Studio album by eX-Girl
- Released: April 13, 2004
- Studio: GOK Sound (Tokyo)
- Length: 49:37
- Label: Alternative Tentacles
- Producer: Hoppy Kamiyama

EX-Girl chronology
| Back to the Mono Kero (2001) | Endangered Species (2004) |  |

= Endangered Species (eX-Girl album) =

Endangered Species is the fifth studio album by Japanese girl band eX-Girl. Unlike previous albums it was first released outside Japan, on Jello Biafra's Alternative Tentacles label (catalog number Virus 313). The line-up is credited as Kirilola (previously known as Kirilo), Chapple and Keikos. Zorek is only on the front cover of the album but played on the tour, after Keikos departed. Some tracks feature previous band members Fuzuki (drums). Keikos later returned to the band after Zorek departed. As usual, the album was produced by the band's mentor and collaborator, Hoppy Kamiyama.

Professional ratings
Review scores
| Source | Rating |
| AllMusic | Star |
| Ox-Fanzine | 9/10 |
| Tiny Mix Tapes | Star |

==Track listing==
1. "E-SA-YA" (Lyrics: Kirilola / Music: Kirilola, Hoppy Kamiyama) – 5:24
2. "Hettakorii no Ottokotou" (Lyrics: Kirilola / Music: Kamiyama, Kirilola) – 5:13
3. "Pretty You Ugly" (Lyrics: Fuzuki, Kirilola, Keikos / Music: Kamiyama, Kirilola) – 3:57
4. "Pujeva" (Lyrics: Kirilola / Music: Kamiyama) – 4:47
5. "New Pulse" (Lyrics: Kirilola / Music: Kamiyama) – 3:47
6. "Venus vs.

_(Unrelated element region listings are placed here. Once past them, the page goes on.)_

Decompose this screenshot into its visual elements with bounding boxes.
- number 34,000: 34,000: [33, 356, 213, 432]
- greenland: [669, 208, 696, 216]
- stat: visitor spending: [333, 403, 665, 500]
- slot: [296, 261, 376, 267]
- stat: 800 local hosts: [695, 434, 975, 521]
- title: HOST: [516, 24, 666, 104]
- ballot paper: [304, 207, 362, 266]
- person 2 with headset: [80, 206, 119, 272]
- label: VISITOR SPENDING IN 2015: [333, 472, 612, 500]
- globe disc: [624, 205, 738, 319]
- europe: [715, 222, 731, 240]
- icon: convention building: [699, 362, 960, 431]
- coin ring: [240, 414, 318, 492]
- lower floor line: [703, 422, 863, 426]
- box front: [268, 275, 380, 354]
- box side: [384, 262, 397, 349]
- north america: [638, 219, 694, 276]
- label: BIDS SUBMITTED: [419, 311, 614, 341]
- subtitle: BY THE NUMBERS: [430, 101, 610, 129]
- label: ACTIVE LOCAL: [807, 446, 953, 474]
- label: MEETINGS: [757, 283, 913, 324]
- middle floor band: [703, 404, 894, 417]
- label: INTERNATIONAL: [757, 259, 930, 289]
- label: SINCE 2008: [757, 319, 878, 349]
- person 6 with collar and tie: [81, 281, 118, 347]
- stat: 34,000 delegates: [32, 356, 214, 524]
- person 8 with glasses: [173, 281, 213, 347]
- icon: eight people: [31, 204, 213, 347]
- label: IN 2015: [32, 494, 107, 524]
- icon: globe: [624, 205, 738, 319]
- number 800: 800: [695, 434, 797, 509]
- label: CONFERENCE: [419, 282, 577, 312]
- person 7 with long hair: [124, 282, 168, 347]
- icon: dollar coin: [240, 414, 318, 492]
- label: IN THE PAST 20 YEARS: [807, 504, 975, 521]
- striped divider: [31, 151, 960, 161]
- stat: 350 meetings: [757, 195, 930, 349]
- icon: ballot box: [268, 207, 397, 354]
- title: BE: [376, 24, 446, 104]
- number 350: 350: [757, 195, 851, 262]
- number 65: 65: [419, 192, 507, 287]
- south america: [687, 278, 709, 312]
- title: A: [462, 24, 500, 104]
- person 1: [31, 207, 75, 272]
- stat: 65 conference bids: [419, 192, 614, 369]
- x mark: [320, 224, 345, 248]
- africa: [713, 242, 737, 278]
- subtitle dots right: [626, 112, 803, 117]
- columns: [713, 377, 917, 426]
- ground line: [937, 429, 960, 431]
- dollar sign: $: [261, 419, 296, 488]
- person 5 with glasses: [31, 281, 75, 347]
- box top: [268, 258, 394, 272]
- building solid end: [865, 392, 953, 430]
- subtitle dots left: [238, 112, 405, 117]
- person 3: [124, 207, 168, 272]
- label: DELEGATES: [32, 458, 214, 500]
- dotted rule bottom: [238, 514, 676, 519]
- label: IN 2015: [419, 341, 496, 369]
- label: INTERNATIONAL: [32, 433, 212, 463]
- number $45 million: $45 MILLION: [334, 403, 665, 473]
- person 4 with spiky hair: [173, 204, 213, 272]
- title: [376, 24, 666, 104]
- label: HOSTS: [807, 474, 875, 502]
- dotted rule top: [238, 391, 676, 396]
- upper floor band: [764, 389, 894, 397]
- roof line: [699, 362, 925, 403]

Gas Onna" (Lyrics: Kirilola, Keikos / Music: Kamiyama) – 4:35
7. "Rocket Keronian" (Lyrics: Kirilola, Keikos / Music: Kamiyama, Kirilola) – 4:29
8. "Resonance" (Lyrics: Kirilola / Music: Kamiyama) – 5:37
9. "Endangered Species" (Music: Kamiyama) – 0:39
10. "Dodo" (Lyrics: Kirilola / Music: Kamiyama) – 3:35
11. "The Letter from Mr. Triscuits" (Lyrics: Kirilola / Music: Kamiyama) – 7:34

==Personnel==
- Kirilola – vocals, bass, Casiotone, Korg synthesizer.
- Chapple – vocals, drums.
- Zorek – front cover photo
- Keikos – vocals, guitar.
- Fuzuki – vocals (1, 3, 4), drums.
- Hoppy Kamiyama – Digital President, ass hole box, slide geisha, scum tape from the garbage, okama belcanto, gram pot.
- Steve Eto – tom-tom (1).
- Yoshihiko Eida – violin (1).
- Midori Eida – violin (1).
- Yuji Yamada – violin (1).
- Yoshihiko Maeda – cello (1).

==Production==
- Hoppy Kamiyama – producer, string arrangement.
- Yoshiaki Kondo – recording and mixing at GOK Sound Studio, Tokyo.
- Masayo Takise – mastering at M's Disc, Tokyo.
- GORO – art work, photography, make-up.
- Miki Ishida – hair stylist.
- Fumio Takanezawa – Frog King design.
- Renge – Frog King manufacture.
- Yukalin, Miho, Renge, Dake-chan, Naomi – costumes.